A Special Passover Message
Every year the Passover season brings with it a sense of renewal and hope. It is our annual reminder of the power and sovereignty of God, His unending zeal for His people, and His uncompromising willingness and ability to save. Passover-time is known as the Season of Freedom because it commemorates an event in Israel’s ancient history which God continues to repeat spiritually for all followers of His Son. But even with the freedom that we now have through our Savior Yeshua, many believers in Messiah still struggle to walk daily in that freedom. It is, in fact, Mosheh (Moses)—Passover’s first hero—who shows us how to be truly free.
By faith, מֹשֶׁה, Mosheh, having become great, refused to be called a son of the daughter of פַּרְעֹה, Par’oh [Pharaoh], having chosen rather to be afflicted along with the people of God, than to have sin’s pleasure for a season, and having counted the disgrace of the Messiah greater wealth than the treasures of מִצְרָיִם, Mitz’rayim [Egypt]; for he looked to the payment of the reward. By faith he left מִצְרָיִם, Mitz’rayim behind, not having been afraid of the rage of the king. For, as seeing the Invisible One—he endured. By faith he kept the פֵּסַח, Pesach [Passover] and the sprinkling of the blood, so that He who was destroying the first-born might not touch them. (עִבְרִים Iv’riym [Hebrews] 11:23-28, mjlt)

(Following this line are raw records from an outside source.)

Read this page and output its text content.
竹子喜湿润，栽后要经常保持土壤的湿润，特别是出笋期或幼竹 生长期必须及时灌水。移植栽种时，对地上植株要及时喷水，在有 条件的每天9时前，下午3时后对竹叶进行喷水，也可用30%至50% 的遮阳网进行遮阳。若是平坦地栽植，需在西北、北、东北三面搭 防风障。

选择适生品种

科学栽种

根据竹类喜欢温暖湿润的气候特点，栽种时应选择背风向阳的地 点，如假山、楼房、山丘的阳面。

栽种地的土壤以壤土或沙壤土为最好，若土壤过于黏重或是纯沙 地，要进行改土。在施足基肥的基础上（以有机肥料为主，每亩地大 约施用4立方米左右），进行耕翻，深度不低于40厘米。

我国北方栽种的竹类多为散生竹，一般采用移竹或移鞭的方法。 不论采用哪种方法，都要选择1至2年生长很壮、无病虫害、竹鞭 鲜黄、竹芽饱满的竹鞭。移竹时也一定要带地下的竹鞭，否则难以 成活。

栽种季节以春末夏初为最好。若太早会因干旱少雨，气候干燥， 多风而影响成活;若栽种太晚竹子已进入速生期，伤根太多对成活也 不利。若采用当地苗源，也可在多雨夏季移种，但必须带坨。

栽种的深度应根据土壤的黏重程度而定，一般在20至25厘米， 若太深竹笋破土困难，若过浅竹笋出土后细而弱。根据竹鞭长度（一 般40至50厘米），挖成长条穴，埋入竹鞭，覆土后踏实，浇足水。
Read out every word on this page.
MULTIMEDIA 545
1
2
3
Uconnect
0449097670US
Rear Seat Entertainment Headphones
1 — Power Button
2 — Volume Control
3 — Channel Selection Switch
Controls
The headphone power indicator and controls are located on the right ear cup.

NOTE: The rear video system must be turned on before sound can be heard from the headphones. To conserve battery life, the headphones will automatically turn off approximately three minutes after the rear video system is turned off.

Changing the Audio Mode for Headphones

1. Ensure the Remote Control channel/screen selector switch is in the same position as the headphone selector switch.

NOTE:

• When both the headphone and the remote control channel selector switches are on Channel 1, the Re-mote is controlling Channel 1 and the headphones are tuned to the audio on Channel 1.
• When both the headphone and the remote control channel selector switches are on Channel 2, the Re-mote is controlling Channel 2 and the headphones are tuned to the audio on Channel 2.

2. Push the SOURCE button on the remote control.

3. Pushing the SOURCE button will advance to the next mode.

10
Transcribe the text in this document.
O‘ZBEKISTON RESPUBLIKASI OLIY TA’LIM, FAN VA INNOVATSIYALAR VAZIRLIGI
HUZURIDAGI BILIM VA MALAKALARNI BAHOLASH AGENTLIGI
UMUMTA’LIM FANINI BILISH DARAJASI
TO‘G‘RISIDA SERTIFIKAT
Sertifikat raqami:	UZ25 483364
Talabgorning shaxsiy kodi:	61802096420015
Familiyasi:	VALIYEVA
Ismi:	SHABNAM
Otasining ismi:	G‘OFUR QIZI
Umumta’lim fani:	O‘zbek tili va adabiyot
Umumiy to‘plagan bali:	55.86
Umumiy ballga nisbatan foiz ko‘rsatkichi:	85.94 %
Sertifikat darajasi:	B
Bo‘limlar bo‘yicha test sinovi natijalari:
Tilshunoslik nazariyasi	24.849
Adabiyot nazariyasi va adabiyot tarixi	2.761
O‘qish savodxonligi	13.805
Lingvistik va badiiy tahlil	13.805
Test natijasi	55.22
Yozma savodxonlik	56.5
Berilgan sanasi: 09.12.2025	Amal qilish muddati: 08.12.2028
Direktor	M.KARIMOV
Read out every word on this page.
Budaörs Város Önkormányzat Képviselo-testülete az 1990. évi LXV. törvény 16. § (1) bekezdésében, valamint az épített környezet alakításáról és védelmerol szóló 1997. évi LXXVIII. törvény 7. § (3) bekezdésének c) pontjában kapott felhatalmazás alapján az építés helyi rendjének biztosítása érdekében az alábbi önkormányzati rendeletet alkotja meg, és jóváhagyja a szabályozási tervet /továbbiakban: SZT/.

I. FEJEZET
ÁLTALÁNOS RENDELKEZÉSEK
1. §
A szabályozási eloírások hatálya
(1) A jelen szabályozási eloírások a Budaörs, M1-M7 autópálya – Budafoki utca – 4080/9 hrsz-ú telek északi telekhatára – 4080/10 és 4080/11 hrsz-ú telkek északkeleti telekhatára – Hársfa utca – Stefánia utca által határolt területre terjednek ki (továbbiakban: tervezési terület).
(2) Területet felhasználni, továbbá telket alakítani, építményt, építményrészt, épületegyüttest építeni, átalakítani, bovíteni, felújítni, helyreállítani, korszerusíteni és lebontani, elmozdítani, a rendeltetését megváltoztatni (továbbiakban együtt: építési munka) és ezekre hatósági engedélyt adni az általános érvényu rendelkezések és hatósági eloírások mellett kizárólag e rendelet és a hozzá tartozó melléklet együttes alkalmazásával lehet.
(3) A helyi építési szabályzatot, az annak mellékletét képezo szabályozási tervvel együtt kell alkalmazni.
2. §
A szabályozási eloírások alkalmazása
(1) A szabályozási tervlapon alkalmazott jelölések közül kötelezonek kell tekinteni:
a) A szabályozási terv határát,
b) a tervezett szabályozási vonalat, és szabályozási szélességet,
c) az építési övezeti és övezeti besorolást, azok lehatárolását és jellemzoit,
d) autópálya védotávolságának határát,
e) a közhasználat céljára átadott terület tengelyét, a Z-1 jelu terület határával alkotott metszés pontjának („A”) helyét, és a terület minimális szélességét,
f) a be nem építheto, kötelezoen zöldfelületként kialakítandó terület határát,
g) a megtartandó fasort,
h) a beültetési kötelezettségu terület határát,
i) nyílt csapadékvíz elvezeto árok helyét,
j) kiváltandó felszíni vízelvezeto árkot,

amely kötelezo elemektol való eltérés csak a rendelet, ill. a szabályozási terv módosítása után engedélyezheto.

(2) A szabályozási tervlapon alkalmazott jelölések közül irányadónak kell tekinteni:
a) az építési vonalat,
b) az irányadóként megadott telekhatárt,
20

Mosheh, the deliverer of Israel, underwent an unprecedented transformation over the course of his story. Beginning at the height of his fame in Egypt, Mosheh did what few of us will ever have the courage to do, yet all of us must do in order to truly follow the Messiah: he left his old self behind. He threw off the identity and lifestyle he had had since birth, and he instead chose not only his new identity with his own Israelite people, but he chose their affliction. Rather than reveling in “sin’s pleasure for a season,” Mosheh embarked on an exodus into his true sonship, taking the more difficult and painful path… on purpose.
Upon that altar, Mosheh laid down all the comforts and extravagances of Egypt, and picked up in their place “the disgrace of the Messiah.” Though the harsh reality of Mosheh’s new circumstances was palpable, he nevertheless was able to peer into the distant future to see by faith the One like him (see De. 18:15) who would one day come again to Israel. And yet, seeing the suffering and slaughter of the Messiah—the transcendent Passover Lamb—Mosheh nevertheless chose to share in Yeshua’s disgrace, considering it “greater wealth than the treasures of מִצְרָיִם, Mitz’rayim; for he looked to the payment of the reward.”
Though it would have been natural for Mosheh to be somewhat apprehensive about leaving behind the only home he had ever known, he nevertheless pressed on, “not having been afraid of the rage of the king.” A former way of life is a jealous pursuer, chasing after its loss with mad fury. But despite making himself the target of Pharaoh, Mosheh did not fear what was stalking him. Instead, by faith, he set his sights on the unveiled promises of a hidden future, “For, as seeing the Invisible One—he endured.”
Finally, having successfully escaped from Egypt and encountered God in the desert, Mosheh then did the unthinkable: he returned to the lair of his former self in order to free his people. And this is how it came to be that “by faith he kept the פֵּסַח, Pesach [Passover] and the sprinkling of the blood, so that He who was destroying the first-born might not touch them.” Having never once seen God, yet witnessing the effects of His terrifying power, Israel finally obtained their freedom. By marking themselves with the blood of the lamb, God’s people were passed over by His death plague… delivered and redeemed.
As disciples of Messiah, our struggle to live in the truth of our freedom stems from our choices and perspectives. Like Mosheh, we must refuse to live in our old identity, and instead choose the hard yet righteous path. Like Mosheh, we can face even the most terrifying of circumstances when we look forward with faith to the reward we have been promised. It is time to open our eyes to the reality that only when we believe in things we cannot see will we ever truly find freedom in Messiah… for, as seeing the Invisible One—we will endure.